The Apathetical man is a memoir that tells the journey of a man who found God and overcame alcoholism and addiction.

Redemption is a gift only if we choose to accept it. In these times of uncertainty, anger, prejudice, selfishness, and pain, God always offers us His unconditional love. We can always go back to Him and choose to live life in peace and kindness. There are many of us out there living in sin and darkness, and they need to know that it is never too late to change. Today, Our featured book is written by someone who has seen dark and terrible things. Author Gregory Martin Mcleod never thought he’d overcome alcoholism and drug abuse. He been broken many times, became alienated from family and friends, and went to rehab multiple times. And then he found God. The Apathetical Man is a memoir that tells the inspiring journey of a man who found God in a very unlikely place.

The Apathetical Man by Gregory Martin McLeod

Originally published in 2010, The Apathetical Man is a memoir by Gregory Martin McLeod. In this book, McLeod details his encounter with alcohol, and eventually with drugs and how his life was dominated by addition. He also shares the events that lead him to find God. This encounter would eventually be the key to McLeod’s spiritual and physical healing.

America Tonight with Kate Delaney Radio Interview featuring Gregory Martin McLeod.

In this 712-page book, Gregory shares to readers how at age 12 he began smoking cigarettes. A year later he began drinking beer, smoking weed, and became a member of a gang. Gregory eventually became a full-blown alcoholic and began taking chemical drugs such as Valium, LSD, Quaaludes, cocaine, and other stuff. He also went on to try morphine. When he was 16 years old, he was confined to a hospital for a year. This would be the first among the many times that Gregory got admitted to an institution because of drug abuse. Soon after, he was ordered by the court to be admitted to an alcohol and rehab facility with two years probation. This cycle would continue very well into his adult years until finally, Gregory admitted to being sick and agreed to see a doctor. 

However, his job as an electrician was too risky that Gregory decided to quit on his medications. This resulted in relapse and he found himself back in the rehab. His life-changing moment came after his 10th stint in rehab. There, Gregory met a doctor and a pastor. The doctor asked him two questions: “What do you want us to do for you here?” and “what do you want to get out of your stay here?” McLeod knew that for his treatment to be successful, he needed something more powerful than physical healing or therapy. By this time, he was fully aware that his battle with alcohol and drugs was more spiritual than physical, and that he needed God to help him.

Gregory started acknowledging God’s presence and the importance of small group meetings headed by the pastor in their rehab center.

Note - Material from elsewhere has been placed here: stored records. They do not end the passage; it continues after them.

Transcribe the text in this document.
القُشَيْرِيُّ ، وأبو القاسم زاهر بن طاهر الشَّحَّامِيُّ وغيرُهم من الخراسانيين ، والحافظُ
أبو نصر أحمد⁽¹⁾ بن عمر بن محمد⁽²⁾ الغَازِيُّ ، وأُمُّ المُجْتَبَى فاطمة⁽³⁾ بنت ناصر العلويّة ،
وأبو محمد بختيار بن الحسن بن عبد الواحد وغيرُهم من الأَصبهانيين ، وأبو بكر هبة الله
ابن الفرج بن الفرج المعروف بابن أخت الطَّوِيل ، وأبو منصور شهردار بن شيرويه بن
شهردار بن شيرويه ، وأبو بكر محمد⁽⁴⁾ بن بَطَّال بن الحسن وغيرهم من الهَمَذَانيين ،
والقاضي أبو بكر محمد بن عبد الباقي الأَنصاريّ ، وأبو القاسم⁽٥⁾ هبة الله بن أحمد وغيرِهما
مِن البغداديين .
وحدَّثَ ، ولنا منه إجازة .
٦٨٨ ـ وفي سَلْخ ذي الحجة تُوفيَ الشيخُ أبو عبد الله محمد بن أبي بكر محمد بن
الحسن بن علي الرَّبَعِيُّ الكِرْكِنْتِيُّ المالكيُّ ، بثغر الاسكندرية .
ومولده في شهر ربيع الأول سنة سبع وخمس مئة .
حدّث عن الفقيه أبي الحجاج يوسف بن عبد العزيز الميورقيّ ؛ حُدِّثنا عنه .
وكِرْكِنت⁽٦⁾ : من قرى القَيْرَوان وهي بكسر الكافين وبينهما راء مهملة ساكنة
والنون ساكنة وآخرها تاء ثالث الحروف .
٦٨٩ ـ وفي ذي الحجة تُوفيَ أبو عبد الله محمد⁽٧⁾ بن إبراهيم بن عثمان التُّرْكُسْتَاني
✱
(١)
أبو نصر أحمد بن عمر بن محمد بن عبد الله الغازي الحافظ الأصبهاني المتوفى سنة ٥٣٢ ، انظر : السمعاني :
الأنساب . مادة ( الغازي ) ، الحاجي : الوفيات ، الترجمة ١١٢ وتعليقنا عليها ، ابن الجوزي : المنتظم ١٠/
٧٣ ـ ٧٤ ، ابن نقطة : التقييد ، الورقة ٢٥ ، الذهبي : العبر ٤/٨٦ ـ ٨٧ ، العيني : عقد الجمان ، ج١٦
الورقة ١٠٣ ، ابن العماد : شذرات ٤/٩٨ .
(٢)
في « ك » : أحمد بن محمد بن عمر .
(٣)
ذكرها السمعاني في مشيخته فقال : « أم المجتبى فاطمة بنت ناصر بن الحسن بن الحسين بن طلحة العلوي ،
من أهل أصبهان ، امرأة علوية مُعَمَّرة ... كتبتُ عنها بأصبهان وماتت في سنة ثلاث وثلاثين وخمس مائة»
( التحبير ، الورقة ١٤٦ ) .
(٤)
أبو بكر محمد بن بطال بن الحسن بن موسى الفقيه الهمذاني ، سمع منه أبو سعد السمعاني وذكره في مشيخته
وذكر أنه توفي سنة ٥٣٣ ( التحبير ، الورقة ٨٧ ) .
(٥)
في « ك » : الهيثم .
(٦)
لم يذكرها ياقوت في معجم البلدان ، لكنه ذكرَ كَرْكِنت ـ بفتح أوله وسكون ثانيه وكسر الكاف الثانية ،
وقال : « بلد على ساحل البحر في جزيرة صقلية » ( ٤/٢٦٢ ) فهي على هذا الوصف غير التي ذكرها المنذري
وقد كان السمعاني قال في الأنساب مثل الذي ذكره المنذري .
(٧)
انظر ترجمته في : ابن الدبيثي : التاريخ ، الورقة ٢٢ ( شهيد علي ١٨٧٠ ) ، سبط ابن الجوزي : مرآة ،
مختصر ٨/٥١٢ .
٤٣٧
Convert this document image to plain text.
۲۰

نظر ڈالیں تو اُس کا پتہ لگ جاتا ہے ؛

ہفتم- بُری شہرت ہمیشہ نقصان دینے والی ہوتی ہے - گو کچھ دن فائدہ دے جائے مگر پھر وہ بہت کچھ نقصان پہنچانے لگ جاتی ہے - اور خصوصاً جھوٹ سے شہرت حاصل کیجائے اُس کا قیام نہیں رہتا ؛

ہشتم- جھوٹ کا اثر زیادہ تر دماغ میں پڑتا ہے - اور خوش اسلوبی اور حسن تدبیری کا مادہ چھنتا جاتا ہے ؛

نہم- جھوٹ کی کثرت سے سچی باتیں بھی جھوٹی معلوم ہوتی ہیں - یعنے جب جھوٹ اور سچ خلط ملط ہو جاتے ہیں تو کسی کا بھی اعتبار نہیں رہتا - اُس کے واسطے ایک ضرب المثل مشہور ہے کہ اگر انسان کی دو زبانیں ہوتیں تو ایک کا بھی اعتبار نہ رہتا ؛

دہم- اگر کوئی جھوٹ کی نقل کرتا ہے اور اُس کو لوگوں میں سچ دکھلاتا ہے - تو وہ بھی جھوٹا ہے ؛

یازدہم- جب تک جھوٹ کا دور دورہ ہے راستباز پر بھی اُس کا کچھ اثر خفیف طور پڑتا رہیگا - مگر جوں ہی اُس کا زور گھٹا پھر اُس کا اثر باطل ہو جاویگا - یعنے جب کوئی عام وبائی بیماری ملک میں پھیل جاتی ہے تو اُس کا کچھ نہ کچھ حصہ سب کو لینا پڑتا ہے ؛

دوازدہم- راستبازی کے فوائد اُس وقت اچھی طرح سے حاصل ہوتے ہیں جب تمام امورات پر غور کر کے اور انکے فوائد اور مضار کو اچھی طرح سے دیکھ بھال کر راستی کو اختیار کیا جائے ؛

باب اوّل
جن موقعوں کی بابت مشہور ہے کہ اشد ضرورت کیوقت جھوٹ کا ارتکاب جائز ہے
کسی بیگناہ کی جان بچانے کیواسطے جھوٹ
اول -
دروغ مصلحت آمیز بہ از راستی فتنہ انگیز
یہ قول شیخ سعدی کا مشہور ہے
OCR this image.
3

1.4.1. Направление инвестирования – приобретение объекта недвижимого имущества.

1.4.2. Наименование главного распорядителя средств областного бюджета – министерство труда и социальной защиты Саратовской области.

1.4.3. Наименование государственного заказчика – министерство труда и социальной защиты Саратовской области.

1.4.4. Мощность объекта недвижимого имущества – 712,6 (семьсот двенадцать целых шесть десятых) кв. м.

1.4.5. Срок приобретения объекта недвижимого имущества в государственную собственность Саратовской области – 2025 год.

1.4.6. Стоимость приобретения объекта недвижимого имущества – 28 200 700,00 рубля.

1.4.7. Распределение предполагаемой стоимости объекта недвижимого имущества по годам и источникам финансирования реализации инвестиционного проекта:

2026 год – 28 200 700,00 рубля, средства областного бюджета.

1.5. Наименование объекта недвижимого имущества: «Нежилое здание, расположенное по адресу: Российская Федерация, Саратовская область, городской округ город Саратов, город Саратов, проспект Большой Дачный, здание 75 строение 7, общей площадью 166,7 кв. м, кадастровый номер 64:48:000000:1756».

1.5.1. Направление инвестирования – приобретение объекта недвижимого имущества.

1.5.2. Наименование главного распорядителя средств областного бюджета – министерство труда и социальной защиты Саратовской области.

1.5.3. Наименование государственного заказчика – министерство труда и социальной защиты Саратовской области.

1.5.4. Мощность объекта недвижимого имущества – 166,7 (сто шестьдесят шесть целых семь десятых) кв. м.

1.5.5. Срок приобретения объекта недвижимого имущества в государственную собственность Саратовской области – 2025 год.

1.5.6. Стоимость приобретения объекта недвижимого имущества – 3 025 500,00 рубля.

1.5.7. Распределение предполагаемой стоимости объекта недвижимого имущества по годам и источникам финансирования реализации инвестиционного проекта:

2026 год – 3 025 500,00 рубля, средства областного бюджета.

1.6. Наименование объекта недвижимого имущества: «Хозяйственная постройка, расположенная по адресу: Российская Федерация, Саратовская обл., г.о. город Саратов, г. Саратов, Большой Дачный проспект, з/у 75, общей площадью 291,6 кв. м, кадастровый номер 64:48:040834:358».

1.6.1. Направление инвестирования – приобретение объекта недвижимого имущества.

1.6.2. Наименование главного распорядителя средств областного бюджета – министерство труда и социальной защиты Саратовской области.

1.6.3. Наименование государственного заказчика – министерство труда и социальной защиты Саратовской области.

He also worked hard on his rehab program and rigorously followed the 12 steps of AA (Alcoholics Anonymous). Today, Gregory McLeod has been clean and sober for more than 12 years. He also imparts his inspiring journey to others who are suffering or on their way to rehabilitation through group discussions and blogs.

The Apathetical Man contains 12 chapters filled with inspiration, faith, gratitude, and God’s wisdom. It is a truly inspiring read during these dark and troubled times.

For more information about Gregory McLeod’s The Apathetical Man, you can visit his author website or grab a copy of his book today.

 About the Author

Gregory Martin McLeod was born on December 25, 1964. He was a shy young boy who did not receive good discipline when he was growing up until he was about 10 when he started getting into trouble more often. Eventually, Gregory became involved with alcohol and drugs early in his teens. Because he was shy with people his age, he often hung out with people older than him. At age 14, Gregory became a full-blown alcoholic and a drug user. The people he spent time with are also into these things and may have influenced the young Gregory to experience these liberties at a very young age. Gregory was later diagnosed with bipolar disease and according to him, was sent to a psychiatric hospital when he was just 16 years old. Gregory recalls how his life was dominated by sin (sex, drugs, and alcohol). But with the help and grace of God and those who love him, Gregory is now a clean and a changed man (he’s been sober for more than a decade now). His book The Apathetical man is a chronicle of his journey and a testament to God’s grace.